The worst-kept secret in football has been made official: Kirk Cousins is headed to Atlanta. Things were clearly headed in this direction over the past week, and now the former Viking has put pen to paper to join the Falcons. Cousins turns 36 years old in August and is coming off a torn Achilles, but he’s indisputably an enormous upgrade over the Desmond Ridder and Taylor Heinicke combo Atlanta trotted out last year. Let’s dig into what this means for fantasy.
KIRK COUSINS
Old ranking: 142nd overall on Underdog
New ranking: 138th overall
- Cousins is going to be 36 and coming off a torn Achilles. The expectation should be that he provides absolutely nothing as a runner. However, he’s shown no signs of slowing down throwing the football and has a stacked trio of weapons in Drake London, Bijan Robinson, and Kyle Pitts in Atlanta. Zac Robinson helped the Rams perform as one of the best aerial attacks in the league over the past five years. This is an ideal marriage between a competent quarterback and a team with everything except passable QB play. If Cousins is healthy, he’s a solid QB2 who should start all 17 games. That’s not super valuable in normal season-long fantasy, but it’s a workable mold in best ball.
OTHER FALCONS PLAYERS
- It’s wheels up for London, Pitts, and Robinson. London’s target share torpedoed from 28.2% as a rookie to 22.4% in his sophomore campaign, but that number may creep back up with a more competent offensive play-caller who emphasizes getting the ball to the best players. Justin Jefferson, Stefon Diggs, and Adam Thielen have all posted WR1 seasons with Cousins at the helm; London might be the next in line. The former first-round pick will turn 23 in July and has posted at least 110 targets in each of his first two NFL seasons despite playing in the run-heaviest offense in football. He has top-10 upside with Cousins at QB and should be drafted as a strong WR2.
- Pitts hasn’t lived up to the expectations bestowed upon him as the fourth overall pick in the 2021 NFL Draft, but he’s never had a setup as good as this. Robinson and Raheem Morris will likely feature him as a de facto WR2 rather than funneling his targets to a JAG TE2 (sorry, Jonnu Smith) like Arthur Smith did, and Cousins turned T.J. Hockenson into a top-three fantasy TE before they both got hurt last year.
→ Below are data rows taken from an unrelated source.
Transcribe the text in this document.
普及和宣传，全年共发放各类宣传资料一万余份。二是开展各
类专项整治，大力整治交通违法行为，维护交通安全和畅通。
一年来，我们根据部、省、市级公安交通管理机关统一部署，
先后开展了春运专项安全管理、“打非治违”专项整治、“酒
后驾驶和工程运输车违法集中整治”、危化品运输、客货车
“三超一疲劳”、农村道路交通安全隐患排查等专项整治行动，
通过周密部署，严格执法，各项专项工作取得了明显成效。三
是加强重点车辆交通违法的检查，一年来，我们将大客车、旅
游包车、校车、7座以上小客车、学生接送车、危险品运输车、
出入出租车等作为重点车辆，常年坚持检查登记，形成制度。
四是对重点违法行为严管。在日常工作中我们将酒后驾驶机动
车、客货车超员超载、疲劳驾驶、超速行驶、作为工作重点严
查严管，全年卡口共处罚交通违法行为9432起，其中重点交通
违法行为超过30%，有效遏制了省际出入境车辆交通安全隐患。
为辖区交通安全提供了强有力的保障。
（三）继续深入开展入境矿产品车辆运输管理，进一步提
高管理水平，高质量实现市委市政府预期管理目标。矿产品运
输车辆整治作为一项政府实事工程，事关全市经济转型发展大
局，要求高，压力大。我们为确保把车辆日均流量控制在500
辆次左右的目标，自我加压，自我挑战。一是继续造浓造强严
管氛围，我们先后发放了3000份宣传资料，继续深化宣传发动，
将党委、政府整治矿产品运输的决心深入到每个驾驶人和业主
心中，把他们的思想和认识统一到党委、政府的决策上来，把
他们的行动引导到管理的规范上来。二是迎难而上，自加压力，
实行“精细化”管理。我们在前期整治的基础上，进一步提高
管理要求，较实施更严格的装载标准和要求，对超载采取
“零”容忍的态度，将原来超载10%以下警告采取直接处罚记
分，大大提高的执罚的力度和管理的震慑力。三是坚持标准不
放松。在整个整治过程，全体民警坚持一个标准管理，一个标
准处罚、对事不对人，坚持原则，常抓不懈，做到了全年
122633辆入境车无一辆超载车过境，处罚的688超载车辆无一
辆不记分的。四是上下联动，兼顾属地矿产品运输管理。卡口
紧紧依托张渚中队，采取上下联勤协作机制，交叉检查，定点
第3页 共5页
Pitts also played through MCL and PCL injuries in 2023; having the offseason to get healthy should do wonders for his efficiency, which suffered in 2022-23 after a strong rookie campaign. Some fantasy players may distrust Pitts after he failed to live up to expectations two years in a row, but that could have just been the incompetency of Arthur Smith and the QBs. 2024 is do-or-die time for Pitts.
- Robinson is set to step into a feature role in 2024 after operating in a 50/50 rushing split with Tyler Allgeier for most of his rookie season. Allgeier won’t go away completely, but the new coaching staff should be more willing to entrust the former top-10 pick with the workload he deserves. Pair that with his already proven elite receiving ability (0.2 targets per route run as a rookie) and a massive QB upgrade, and Robinson has overall RB1 upside.
- The WR depth chart is still terrible after London, so the Falcons probably aren’t done adding at the skill positions.
VIKINGS OFFENSE
- Minnesota has the 11th overall pick and could be looking for their quarterback of the future either with that pick or by trading up. Justin Fields may be on the table too as options for his next destination continue to dry up. For Justin Jefferson, Jordan Addison, and T.J. Hockenson (once he’s healthy), Cousins’ departure is bad news, but we’ll see what Minnesota does at QB. Jefferson likely falls out of the top tier (CeeDee Lamb, Tyreek Hill, and Ja’Marr Chase) at WR and Addison also drops a tier or two with a question mark at quarterback.